Government’s latest plan, to allow 10-year-olds to go outside their residence in MGCQ areas starting Feb. 1, is setting off a brush fire of positive and negative reactions. Doctors and health workers are against it. Harmoniously, IATF and Cabinet members are for it. Mothers are torn between wanting to give their long imprisoned kids a break and wondering at the same time if it’s an insane idea.
My take: Leave it to the parents (and leave the LGUs out of this). We cannot think for parents all the time. We don’t know what kind of 10year-olds are in their care. If a family lives in cramped quarters, obviously their situation would be different from that of a family living in a well-ventilated home.

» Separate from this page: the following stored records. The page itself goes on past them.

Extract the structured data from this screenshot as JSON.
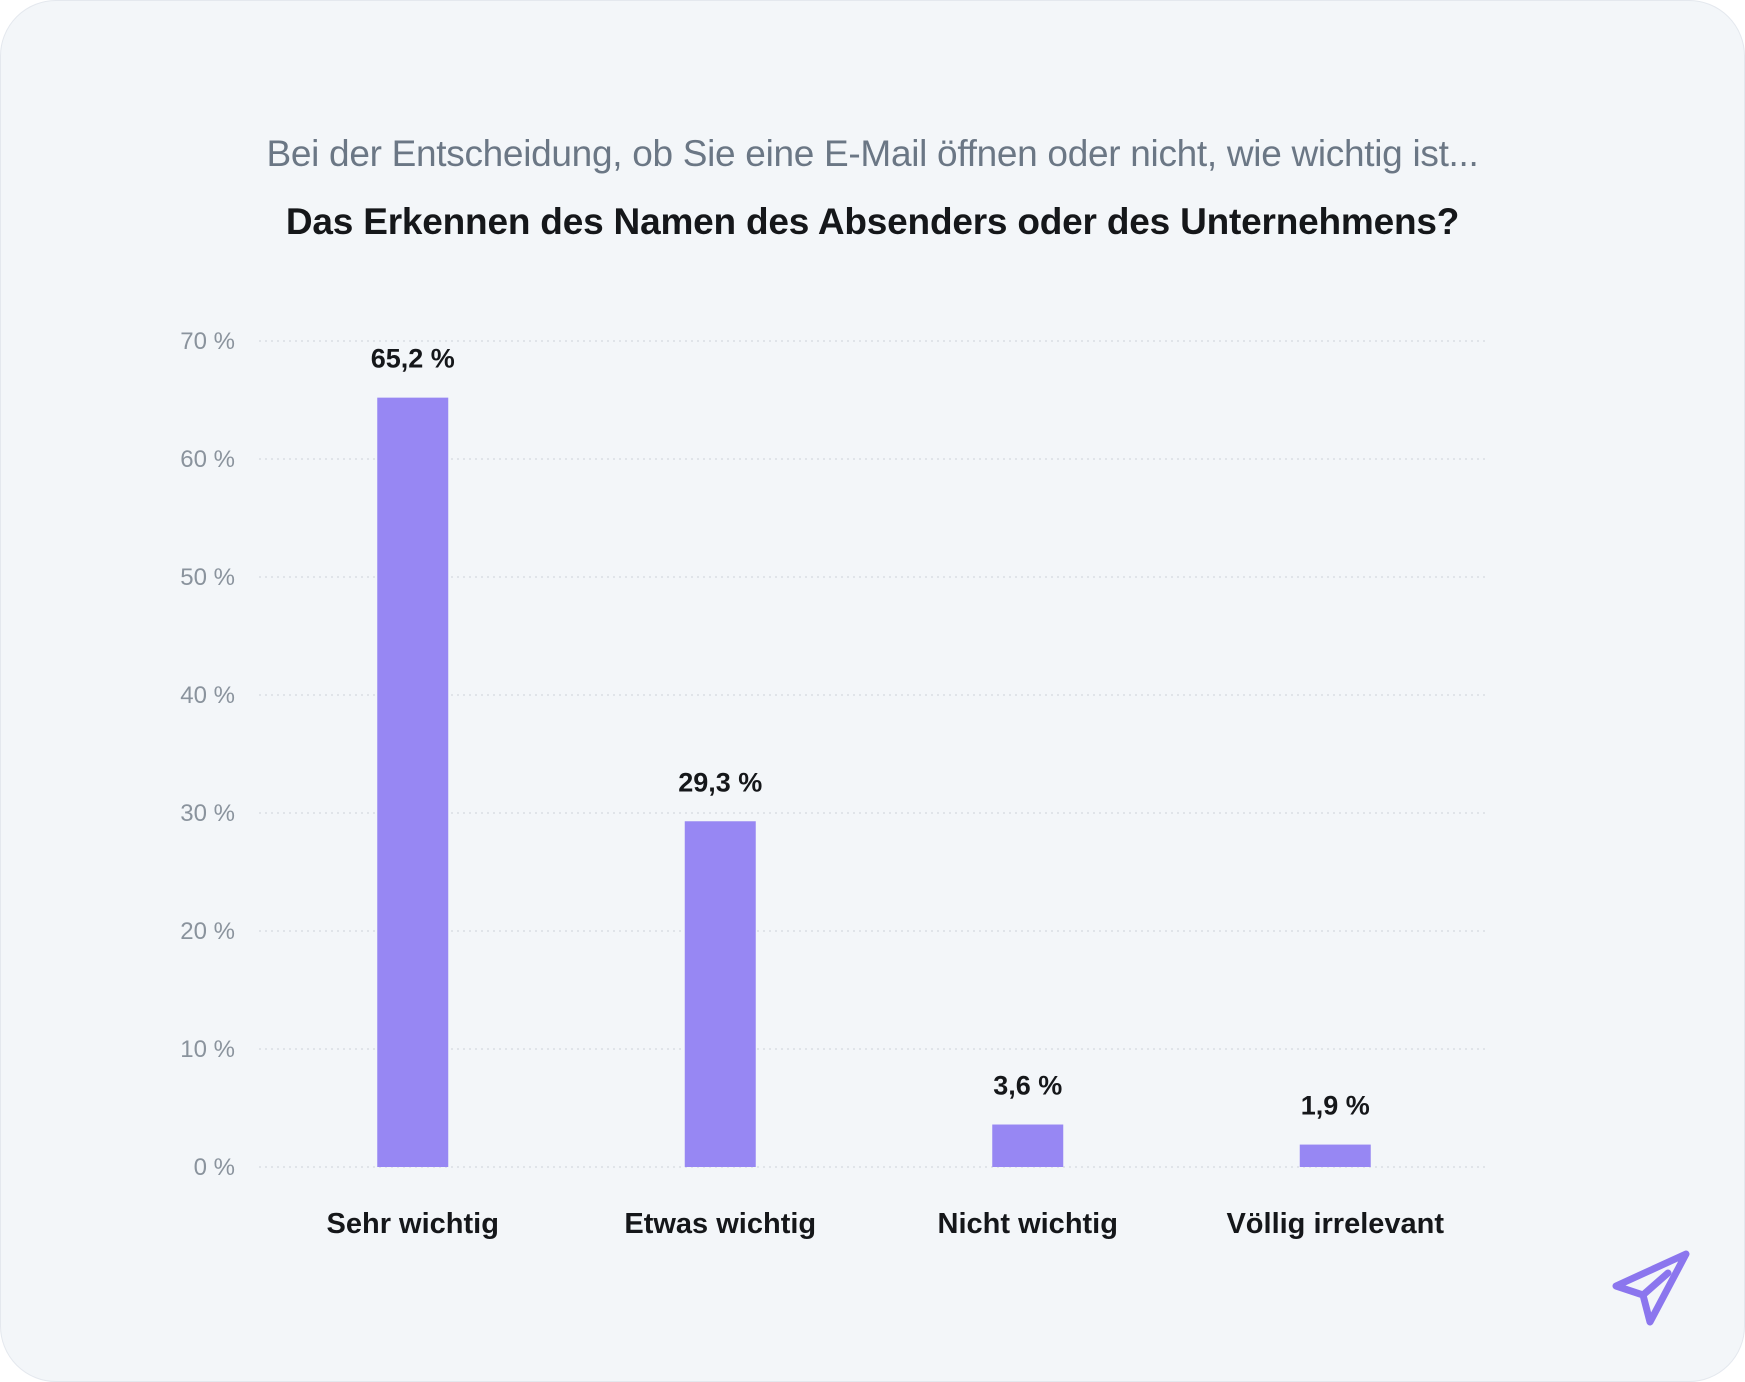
{
  "header": {
    "subtitle": "Bei der Entscheidung, ob Sie eine E-Mail öffnen oder nicht, wie wichtig ist...",
    "title": "Das Erkennen des Namen des Absenders oder des Unternehmens?"
  },
  "colors": {
    "background": "#f3f6f9",
    "bar": "#9787f3",
    "grid": "#d9dee4",
    "tick_text": "#8a939d",
    "label_text": "#15171a",
    "logo": "#8b76ee"
  },
  "logo": {
    "icon": "paper-plane-icon"
  },
  "chart_data": {
    "type": "bar",
    "categories": [
      "Sehr wichtig",
      "Etwas wichtig",
      "Nicht wichtig",
      "Völlig irrelevant"
    ],
    "values": [
      65.2,
      29.3,
      3.6,
      1.9
    ],
    "value_labels": [
      "65,2 %",
      "29,3 %",
      "3,6 %",
      "1,9 %"
    ],
    "ylim": [
      0,
      70
    ],
    "yticks": [
      0,
      10,
      20,
      30,
      40,
      50,
      60,
      70
    ],
    "ytick_labels": [
      "0 %",
      "10 %",
      "20 %",
      "30 %",
      "40 %",
      "50 %",
      "60 %",
      "70 %"
    ],
    "grid": true,
    "grid_style": "dotted",
    "xlabel": "",
    "ylabel": ""
  }
}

I asked a little girl what she thinks. In her own words: “I will be 10 in a few months but I don’t think I will be ready even then. It’s not the appropriate age because not all of us act responsibly.”
Next, I asked a 15-year-old boy to remember what he was like when he was 10. He replied: “It shouldn’t be hard to observe the do’s and don’ts. There’s no problem as long as I’m with adults who will look after me.”
A professional nanny’s opinion: “Ten is too soon. I’d rather be careful than sorry.”
Clearly, the idea is not to force parents to give their kids a free pass. In the long run, it all depends on what kind of parents they are and have been.